On Monday night we did a demo in the studio to prepare students in the Introduction to Lighting Class on their first product assignment, shooting something that is solid with texture or detail. I had decided to try two things: first was to ask students to bring in some objects I could tackle “cold” so everyone could see a thought process going on and secondly to light the same set-up in two ways starting with a typical studio multi-light approach and then to also do it as a “painting with light” effort.
Two of the students brought in items, one was an old wood plane and the other a woven fan designed for fanning a fire into life. Very different items with virtually no relationship to one another so naturally to add some sport to the shoot I decided to shoot them together. The surface textures were totally different from the woven rough fibers of the fan to the old metal furniture on the plane and its wooden handles oiled and polished from years of use.
In the chaos of my pre-class day I had left my camera at home so had to borrow one from the school checkout room. When I went to get it the students went ahead and placed the two items together on the surface I had made so when I got back I thought, well, if we can do something with this, it will be interesting…
To make the comparison of approaches more meaningful I put the camera on a camera stand and locked it down so both shots would be essentially identical in composition. The lens is a Canon 90mm tilt-shift design, so I also was able to describe those types of lenses for the class. Then it was time to set up and make the shot.
Since I often start set ups like this with an overhead softbox or light-bank then pick out details with snoots and grids I decided to try to do this whole shot with just the standard 7” silver bowl reflectors on the studio’s grid mounted PHotogenics™ which, aimed from sides and back, worked fine for picking out details but did not create an acceptable fill so I broke down and used a small softbox for fill.
Below is the light plot for this first shot.
Here first is the file out of the camera but with RAW tweaks in ACR™.
And here is the finished, cropped and edited shot after a pass through PhotoShop™. There was a slightly mottled texture in the background I liked but decided I’d take it down to black so that in the near future I can use this shot to show how to drop in a different background and dropping that solid black will be a lot easier.
Now it was time to do the painting with light version. I put away the grid-mounted mono-lights and ised a single head with a snoot from a Norman 2000 power pack set. This allowed me to demo the use of the powerpack lights and also gave me a light I could easily move around the set-up to custom light it with that narrow beam of light. I thought about using continuous light but decided to keep the class focused, at this point, on using the electronic flash units for their projects.
As I moved around the set-up from side to side but always to the rear,I had a student fire the camera when I had lit an area I liked. Starting from the screen left side I moved around, shooting from various angles to pick out details and allowing some skimmed light to spill around the front for fill. To maintain the sense of texture I never fired a shot where the light was aimed at the front of the set-up, only from top, sides, and back.
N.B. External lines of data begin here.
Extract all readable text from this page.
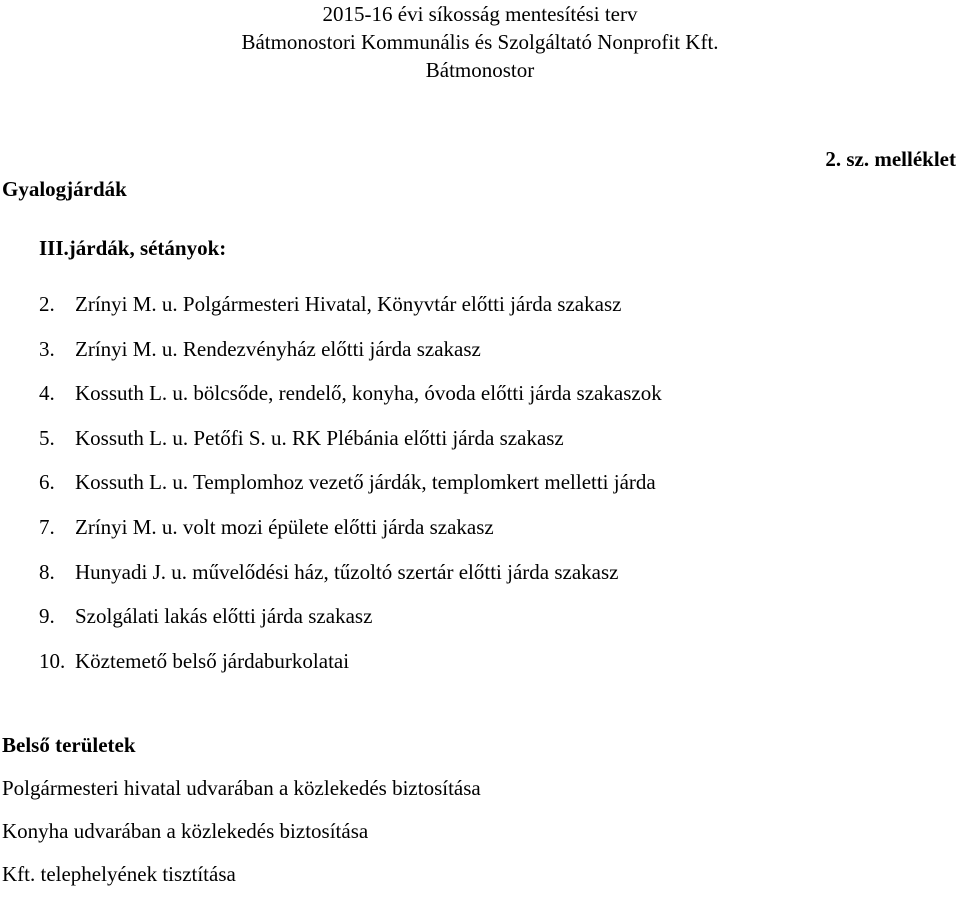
2015-16 évi síkosság mentesítési terv
Bátmonostori Kommunális és Szolgáltató Nonprofit Kft.
Bátmonostor
2. sz. melléklet
Gyalogjárdák
III.járdák, sétányok:
2. Zrínyi M. u. Polgármesteri Hivatal, Könyvtár előtti járda szakasz
3. Zrínyi M. u. Rendezvényház előtti járda szakasz
4. Kossuth L. u. bölcsőde, rendelő, konyha, óvoda előtti járda szakaszok
5. Kossuth L. u. Petőfi S. u. RK Plébánia előtti járda szakasz
6. Kossuth L. u. Templomhoz vezető járdák, templomkert melletti járda
7. Zrínyi M. u. volt mozi épülete előtti járda szakasz
8. Hunyadi J. u. művelődési ház, tűzoltó szertár előtti járda szakasz
9. Szolgálati lakás előtti járda szakasz
10. Köztemető belső járdaburkolatai
Belső területek
Polgármesteri hivatal udvarában a közlekedés biztosítása
Konyha udvarában a közlekedés biztosítása
Kft. telephelyének tisztítása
In all I took about 20 shots to make sure I had it covered but I only used 11 of them for the final assembly. Assembly is normally easy but our new computers have had a complete re-install of the software and all of my saved templates and actions were over-written plus the workspace was completely at a default setting as was the screen display. I confess it was confusing and irritating but there were students watching the procedure so rather than just bring it all home I determined to complete it, one way or the other, while they were watching.
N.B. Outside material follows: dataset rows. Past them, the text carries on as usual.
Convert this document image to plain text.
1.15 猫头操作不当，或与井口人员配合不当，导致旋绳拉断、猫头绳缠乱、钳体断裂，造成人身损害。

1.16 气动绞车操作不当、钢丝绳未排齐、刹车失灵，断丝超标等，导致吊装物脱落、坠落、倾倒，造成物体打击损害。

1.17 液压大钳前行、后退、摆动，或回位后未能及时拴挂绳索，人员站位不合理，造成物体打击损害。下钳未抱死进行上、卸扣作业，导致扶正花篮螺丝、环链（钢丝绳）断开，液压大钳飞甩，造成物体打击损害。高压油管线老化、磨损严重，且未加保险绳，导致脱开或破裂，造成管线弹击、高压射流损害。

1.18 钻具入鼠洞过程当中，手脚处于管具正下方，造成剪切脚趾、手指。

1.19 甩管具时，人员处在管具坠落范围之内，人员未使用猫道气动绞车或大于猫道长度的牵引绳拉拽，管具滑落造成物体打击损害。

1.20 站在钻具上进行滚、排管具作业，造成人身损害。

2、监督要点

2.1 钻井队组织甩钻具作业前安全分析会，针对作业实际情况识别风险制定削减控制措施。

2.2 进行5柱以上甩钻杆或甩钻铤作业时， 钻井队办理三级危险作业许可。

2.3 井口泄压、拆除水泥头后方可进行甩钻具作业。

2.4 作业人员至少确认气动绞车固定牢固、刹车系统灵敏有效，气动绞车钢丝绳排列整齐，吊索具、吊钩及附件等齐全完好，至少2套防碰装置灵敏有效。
So here is the final assemblage after cropping.
But in looking at it, it now really was starting to have a rich, old timey look to it so I decided to push that. The modified first version is somewhat desaturated with a warm overtone to it.
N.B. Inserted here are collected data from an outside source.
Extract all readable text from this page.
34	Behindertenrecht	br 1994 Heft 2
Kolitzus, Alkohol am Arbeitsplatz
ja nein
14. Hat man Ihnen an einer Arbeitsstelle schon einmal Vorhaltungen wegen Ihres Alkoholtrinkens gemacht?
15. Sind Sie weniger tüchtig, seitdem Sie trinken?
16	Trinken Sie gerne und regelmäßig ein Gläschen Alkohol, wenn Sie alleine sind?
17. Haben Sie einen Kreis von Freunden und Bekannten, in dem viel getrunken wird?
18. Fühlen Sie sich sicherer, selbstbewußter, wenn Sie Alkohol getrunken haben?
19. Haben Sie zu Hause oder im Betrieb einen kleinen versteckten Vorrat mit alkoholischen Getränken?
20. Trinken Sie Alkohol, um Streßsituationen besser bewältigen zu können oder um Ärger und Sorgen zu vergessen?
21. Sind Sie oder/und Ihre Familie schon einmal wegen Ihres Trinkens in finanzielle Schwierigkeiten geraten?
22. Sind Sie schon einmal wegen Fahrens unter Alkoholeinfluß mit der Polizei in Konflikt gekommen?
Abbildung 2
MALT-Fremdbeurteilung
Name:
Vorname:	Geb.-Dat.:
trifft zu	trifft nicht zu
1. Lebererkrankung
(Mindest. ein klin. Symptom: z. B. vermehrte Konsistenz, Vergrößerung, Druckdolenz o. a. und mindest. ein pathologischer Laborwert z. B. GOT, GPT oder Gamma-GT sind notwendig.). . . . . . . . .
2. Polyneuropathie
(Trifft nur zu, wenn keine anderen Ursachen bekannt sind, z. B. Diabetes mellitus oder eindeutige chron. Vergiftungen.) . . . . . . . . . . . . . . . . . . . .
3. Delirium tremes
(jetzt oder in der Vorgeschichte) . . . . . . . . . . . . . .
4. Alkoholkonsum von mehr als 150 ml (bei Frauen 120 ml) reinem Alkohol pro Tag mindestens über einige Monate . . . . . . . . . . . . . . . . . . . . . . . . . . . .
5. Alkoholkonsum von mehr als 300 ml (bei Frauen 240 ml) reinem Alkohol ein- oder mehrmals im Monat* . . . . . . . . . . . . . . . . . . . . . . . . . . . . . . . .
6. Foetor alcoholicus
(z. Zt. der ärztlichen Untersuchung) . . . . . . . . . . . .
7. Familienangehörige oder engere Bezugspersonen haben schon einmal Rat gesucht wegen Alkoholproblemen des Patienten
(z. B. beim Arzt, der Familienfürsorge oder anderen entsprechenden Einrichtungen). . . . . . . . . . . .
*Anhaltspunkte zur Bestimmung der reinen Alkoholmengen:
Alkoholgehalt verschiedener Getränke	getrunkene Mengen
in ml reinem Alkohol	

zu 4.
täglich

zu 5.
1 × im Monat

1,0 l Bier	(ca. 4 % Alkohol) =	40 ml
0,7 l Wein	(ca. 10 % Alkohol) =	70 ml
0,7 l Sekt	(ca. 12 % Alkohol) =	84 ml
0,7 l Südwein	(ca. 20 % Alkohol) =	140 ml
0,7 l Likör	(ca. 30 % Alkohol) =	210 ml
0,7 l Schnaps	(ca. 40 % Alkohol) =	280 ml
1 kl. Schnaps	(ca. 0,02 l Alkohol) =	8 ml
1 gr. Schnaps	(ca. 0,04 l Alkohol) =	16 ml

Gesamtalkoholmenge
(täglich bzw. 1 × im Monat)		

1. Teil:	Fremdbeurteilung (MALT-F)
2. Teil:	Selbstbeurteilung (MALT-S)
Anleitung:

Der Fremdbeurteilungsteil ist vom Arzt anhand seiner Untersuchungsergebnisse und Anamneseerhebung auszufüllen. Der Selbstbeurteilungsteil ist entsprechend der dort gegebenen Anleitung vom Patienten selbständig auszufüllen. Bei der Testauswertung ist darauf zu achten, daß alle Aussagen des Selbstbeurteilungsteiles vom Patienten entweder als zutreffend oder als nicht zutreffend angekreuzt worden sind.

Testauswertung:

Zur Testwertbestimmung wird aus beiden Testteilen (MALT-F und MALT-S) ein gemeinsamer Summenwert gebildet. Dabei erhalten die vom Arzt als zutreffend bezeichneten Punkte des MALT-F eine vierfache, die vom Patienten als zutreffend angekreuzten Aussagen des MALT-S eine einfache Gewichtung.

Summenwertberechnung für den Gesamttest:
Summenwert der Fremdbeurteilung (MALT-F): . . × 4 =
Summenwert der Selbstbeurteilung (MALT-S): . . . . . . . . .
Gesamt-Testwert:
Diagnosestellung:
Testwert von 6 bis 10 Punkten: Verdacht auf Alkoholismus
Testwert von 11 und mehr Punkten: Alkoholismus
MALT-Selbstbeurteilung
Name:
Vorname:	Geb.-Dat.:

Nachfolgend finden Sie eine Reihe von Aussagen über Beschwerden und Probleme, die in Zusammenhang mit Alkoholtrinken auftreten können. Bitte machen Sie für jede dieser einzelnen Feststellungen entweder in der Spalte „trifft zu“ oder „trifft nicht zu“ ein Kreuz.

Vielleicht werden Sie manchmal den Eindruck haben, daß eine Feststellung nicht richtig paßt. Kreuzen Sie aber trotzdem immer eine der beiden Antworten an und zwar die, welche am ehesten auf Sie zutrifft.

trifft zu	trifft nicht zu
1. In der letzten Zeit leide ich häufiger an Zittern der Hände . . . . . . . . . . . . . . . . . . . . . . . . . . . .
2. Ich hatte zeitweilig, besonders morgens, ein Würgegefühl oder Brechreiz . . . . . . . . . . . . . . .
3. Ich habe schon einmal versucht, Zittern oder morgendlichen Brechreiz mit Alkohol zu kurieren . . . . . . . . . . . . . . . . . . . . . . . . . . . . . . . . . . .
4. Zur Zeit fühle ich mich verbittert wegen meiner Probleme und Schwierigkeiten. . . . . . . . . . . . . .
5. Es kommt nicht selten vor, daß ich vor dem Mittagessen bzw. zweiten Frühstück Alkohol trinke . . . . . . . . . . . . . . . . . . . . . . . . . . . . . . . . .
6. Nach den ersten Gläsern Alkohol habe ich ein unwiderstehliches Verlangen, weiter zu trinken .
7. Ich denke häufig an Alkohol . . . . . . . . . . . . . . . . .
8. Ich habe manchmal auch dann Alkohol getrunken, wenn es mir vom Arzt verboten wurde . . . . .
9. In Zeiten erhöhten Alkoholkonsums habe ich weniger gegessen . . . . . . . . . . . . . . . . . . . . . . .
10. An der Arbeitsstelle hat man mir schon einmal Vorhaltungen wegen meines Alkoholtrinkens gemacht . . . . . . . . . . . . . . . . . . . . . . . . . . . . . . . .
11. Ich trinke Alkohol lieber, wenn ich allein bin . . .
Then I completely desaturated it and applied a slightly warm duotone effect to it.
Personally I prefer the middle one, the one with a slight desaturization. But a client could decide for themselves which they like.
Next time we’ll be tackling transparent and translucent products.
Great results and demos, David. Have you used PS Smart Objects filters to create images that were multiple exposures, painted with light? I just reviewed this video and believe it may expedite the post camera process, without introducing added noise or artifacts. https://www.youtube.com/watch?v=5ardNDyTXLc
I usually use smart objects with focus stacking and also the techniques for removing crowds or joining sequential frames with gaps. I’ve not tried it with this because usually (and I just rebuilt this on my computer to make sure I had not lost my mind on the instructor’s station) it falls together quite easily. I have sometimes, if there were only let’s say, under 10 frames, loaded them all and then turned all off but the foundational one on bottom and worked my way up the stack simply making the layer style “lighten.” Since I’m only taking the properly lit portions of each frame I’ve not noticed any additional noise since the areas with noise, generally the underexposed areas, are not being transferred.